China’s land ministry will automatically renew residential leases set to expire next year, temporarily dispelling homeowners’ concerns about an erosion of their property rights.
In an announcement at the weekend, the land ministry said that 20-year residential property leases in the eastern city of Wenzhou would be automatically extended without charge, ending speculation that homeowners would face steep renewal fees equivalent to one-third of their property’s value.
Ever since Deng Xiaoping’s landmark economic reforms were introduced in the early 1980s, allowing people to buy land and property for the first time since the 1949 Communist revolution, titles in the world’s most populous country have been limited by fixed-term leases.
The first of these to expire, 20-year leases for residential land in Wenzhou, were a closely watched test of how the renewals would be handled. An earlier suggestion by local officials that renewal fees would be set at one-third of a property’s value sparked an outcry amongst the country’s homeowners, many of whom have become dollar millionaires thanks to the huge run-up in urban real estate prices over recent years.
The intervention by China’s housing minister, Wang Guanghua, highlights the political sensitivity of the issue, especially at a time when middle-class concerns over environmental pollution and an increasingly repressive political climate are exacerbating capital flight.
Separately, China’s parliament at the weekend passed a law introducing fixed-rate emission taxes for the first time. Despite Premier Li Keqiang’s declaration of a “war on pollution” almost three years ago, widespread coal usage across northern China has resulted in frequent “airpocalypses” that have forced local governments to restrict vehicle use, close schools, and implement other emergency measures.

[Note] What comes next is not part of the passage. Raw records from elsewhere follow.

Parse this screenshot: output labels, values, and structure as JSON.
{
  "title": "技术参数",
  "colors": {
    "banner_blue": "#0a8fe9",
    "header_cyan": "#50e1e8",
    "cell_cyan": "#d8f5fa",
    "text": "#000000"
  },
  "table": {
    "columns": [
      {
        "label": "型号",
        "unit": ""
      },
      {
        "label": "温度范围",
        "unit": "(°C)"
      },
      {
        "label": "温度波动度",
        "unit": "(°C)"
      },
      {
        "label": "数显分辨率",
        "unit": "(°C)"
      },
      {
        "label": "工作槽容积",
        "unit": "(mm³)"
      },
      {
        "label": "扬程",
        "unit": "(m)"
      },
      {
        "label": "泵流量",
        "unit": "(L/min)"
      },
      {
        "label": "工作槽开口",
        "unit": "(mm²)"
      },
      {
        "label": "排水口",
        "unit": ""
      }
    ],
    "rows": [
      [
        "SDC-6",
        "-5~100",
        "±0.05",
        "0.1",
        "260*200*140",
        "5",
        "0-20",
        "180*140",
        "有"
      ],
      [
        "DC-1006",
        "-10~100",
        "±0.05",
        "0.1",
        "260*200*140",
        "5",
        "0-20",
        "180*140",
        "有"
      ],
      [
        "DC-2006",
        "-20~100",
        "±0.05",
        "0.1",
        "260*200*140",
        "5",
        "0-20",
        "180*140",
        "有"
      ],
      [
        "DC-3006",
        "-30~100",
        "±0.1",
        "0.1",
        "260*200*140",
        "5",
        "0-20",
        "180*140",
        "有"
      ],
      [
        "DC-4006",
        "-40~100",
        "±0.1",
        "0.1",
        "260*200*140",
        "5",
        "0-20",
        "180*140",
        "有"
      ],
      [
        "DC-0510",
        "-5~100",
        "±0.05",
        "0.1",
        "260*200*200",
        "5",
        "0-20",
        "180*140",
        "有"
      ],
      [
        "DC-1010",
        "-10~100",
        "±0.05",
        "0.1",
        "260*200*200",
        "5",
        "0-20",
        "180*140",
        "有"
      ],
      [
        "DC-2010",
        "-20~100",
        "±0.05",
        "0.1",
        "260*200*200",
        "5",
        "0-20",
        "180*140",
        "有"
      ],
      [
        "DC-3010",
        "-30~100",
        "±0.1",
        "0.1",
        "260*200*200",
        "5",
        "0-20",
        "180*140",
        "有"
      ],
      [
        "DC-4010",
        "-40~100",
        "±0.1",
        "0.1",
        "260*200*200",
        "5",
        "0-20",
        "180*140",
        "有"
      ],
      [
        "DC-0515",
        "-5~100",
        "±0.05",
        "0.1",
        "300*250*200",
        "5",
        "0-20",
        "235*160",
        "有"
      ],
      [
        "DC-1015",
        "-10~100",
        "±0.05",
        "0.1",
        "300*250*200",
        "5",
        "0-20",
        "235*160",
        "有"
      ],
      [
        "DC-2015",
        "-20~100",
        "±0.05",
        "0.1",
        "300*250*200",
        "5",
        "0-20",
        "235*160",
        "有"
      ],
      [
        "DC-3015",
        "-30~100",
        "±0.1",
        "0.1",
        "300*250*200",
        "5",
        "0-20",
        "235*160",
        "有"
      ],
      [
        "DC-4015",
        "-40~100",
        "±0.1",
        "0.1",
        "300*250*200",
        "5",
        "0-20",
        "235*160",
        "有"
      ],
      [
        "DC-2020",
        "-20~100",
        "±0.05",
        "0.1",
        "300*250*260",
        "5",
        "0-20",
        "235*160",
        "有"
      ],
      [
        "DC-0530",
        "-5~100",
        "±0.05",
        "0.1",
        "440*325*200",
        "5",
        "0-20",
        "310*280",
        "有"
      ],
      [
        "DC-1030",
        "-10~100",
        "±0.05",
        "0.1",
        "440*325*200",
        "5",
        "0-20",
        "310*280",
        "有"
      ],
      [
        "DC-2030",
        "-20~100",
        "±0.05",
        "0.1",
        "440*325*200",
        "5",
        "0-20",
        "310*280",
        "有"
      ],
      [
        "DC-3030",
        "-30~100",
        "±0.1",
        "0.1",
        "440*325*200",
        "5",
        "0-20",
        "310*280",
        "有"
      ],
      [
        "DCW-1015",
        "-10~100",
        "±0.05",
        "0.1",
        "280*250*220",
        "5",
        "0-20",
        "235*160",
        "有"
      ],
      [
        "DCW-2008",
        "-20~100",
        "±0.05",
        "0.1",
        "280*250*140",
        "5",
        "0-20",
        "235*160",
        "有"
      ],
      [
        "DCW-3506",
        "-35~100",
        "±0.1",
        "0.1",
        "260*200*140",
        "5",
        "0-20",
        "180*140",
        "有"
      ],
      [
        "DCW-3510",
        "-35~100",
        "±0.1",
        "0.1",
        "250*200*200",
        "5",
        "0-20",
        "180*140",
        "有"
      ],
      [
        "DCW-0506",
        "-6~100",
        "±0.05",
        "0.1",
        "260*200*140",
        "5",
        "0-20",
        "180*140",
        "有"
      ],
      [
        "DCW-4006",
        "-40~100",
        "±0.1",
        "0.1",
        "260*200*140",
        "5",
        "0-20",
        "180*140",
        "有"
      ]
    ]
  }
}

A series of pollution “red alerts” were declared earlier this month after choking smog levels affected an estimated 500m people in China.
Environmental degradation and property rights protection are usually ranked as the highest concerns for China’s emerging middle class, whose members have moved billions of dollars offshore to buy residential properties and pay for their children to study overseas.
Most property leases run for 70 years, making Wenzhou’s looming expirations an exception that could have been left for the local government to handle. But China’s wealthy and middle-class urban homeowners are the ruling Communist party’s most important constituency. Nationwide, 90 per cent of households own their own homes.
Mr Wang’s announcement, however, does not signal a final resolution of the issue. The minister said the government was studying a new law that would regulate lease renewals nationwide.
The shorter lease tenures were introduced in Wenzhou in the 1990s to make properties more affordable.
Nationwide, soaring property prices have forced local governments to introduce a series of measures to reduce speculative buying. A recent central government conference on economic issues for the coming years said that “homes are for living in, not for speculating with”.